I read alot of fiction of different genres and come across something inexplainable to me in “real-life” fiction.
Namely, when the story is talking about a place, the place name is never given, its simply replaced with “------”, or sometimes when talking about a person its similarly “Mr. -----”.
Why is this? Its particularly mindboggling why they couldn’t just give someone a name or give the place a name.
Also, sometimes they do this with swearwords, in one place where the word is obviously “F*cker” its “------”, another place its spelled out in all its glory.
This used to be common in nineteenth century fiction. Look in Poe, for instance. The practice continued on into the twentieth century, but it got less common as people started making up false names. The implication seems to have been originally that “this happened to a real person, but I can’t tell you who it is, so I’ll tease you with the initial”, but , like all literary innovations, it got old fast. Later it implied “Name witheld for privacy” (or, more usually, “we’re saying that we witheld the real name in ordfer to give this story an air of verisimilitude”), but that got old, too.
Woody Allen spoofed the convention in one of his short pieces: “Should I marry W______? Not if she won’t tell me the rest of the letters in her name.”
It’s also occassionally used in roman a clef pieces where the character is too easily identified as the real person. For example, in one of Armisted Maupin’s Tales of the City books (and presumably in the original column as well) there’s a Rock Hudson charatcer who is in the text as _____ ______ . Another character says he feels like Doris Day but since that would be too much of a clue he says in the text that he feels like _____ ___ .
Oddly when it was made into a mini-series for Showtime they made up a name rather than using Rock Hudson.
Well to give an example of one of the more recent books I’ve read, it was Umberto Eco’s Focault’s Pendulum now, one of the characters in this work of complete fiction, Belbo, is from a small town in northern italy, but the name of the town is never given. Its always dashed out “------”. This is so inexplicable, surely there are hundreds of small towns in northern italy he could have picked…
Dostoevsky and other Russian writers used this technique in the 1800s for both people and placenames, IIRC. Also, the novel Catch 22 has a character Major _____ De Coverly.
I always figured it was used to give the story an element of realism. You know, “I can’t tell you who these real people/places are, in order to protect the innocent or not so innocent.”

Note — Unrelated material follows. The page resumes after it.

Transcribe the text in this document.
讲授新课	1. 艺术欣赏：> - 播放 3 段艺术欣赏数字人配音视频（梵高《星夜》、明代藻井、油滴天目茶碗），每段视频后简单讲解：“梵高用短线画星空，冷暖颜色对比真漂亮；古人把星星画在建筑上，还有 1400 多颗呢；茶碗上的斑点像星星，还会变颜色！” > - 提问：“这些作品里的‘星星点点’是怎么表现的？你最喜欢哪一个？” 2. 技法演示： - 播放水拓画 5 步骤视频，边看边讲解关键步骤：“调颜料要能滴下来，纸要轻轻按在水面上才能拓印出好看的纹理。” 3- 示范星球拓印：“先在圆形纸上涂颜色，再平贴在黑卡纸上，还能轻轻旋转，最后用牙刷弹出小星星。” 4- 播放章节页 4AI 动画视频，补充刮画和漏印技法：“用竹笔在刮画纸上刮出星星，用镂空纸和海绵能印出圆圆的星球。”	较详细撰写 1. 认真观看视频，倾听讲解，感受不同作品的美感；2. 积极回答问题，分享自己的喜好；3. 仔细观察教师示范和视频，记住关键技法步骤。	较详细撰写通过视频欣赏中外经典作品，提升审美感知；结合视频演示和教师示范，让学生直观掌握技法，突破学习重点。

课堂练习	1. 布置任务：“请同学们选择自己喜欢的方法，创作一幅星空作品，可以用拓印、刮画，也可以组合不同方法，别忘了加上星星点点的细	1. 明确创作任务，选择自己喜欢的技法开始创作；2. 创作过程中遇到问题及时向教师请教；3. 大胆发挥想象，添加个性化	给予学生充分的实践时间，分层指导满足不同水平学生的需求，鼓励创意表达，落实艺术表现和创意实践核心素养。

It’s also so that if someone actually does live in the town named, they can’t just say “Hey, that’s not right! The general store is three blocks away from city hall, not just across the street!”.
I think in Catch-22 it was because nobody knew his first name… just imho, of course. But yeah, I think I remember one of the Brontes putting in her book that she hated it when people bleeped out swear words in their books, which was why she didn’t do it. Or something like that… ymmv
If you reread Catch-22, you’ll notice that it’s actually a spoof of the 19[sup]th[/sup] century cliche - sure, it’s a one-note gag, but to me, it was the funniest one-note gag in the whole book (yes, even more than Major Major). OTOH, I read a lot of fiction from that era, so it kind of hit home with me.
It’s in Franzen’s The Corrections, too. I’ve noticed it in several books, and it’s pretty distracting, especially when I can’t figure out any reason for it. Never knew they used to do it in the 1800’s.
I’ve noticed several books also blank out the year in which the action is taking place. Life, the Universe, and Everything, for example, mentions Arthur and Ford materializing in the middle of the cricket championship “of 19__” I suppose the purpose is to prevent the story from looking out of date (which it ends up doing anyway, now that we’re in the 2000’s), but it breaks up the flow of the narrative even worse than if Adams’ had just said “of 1987.”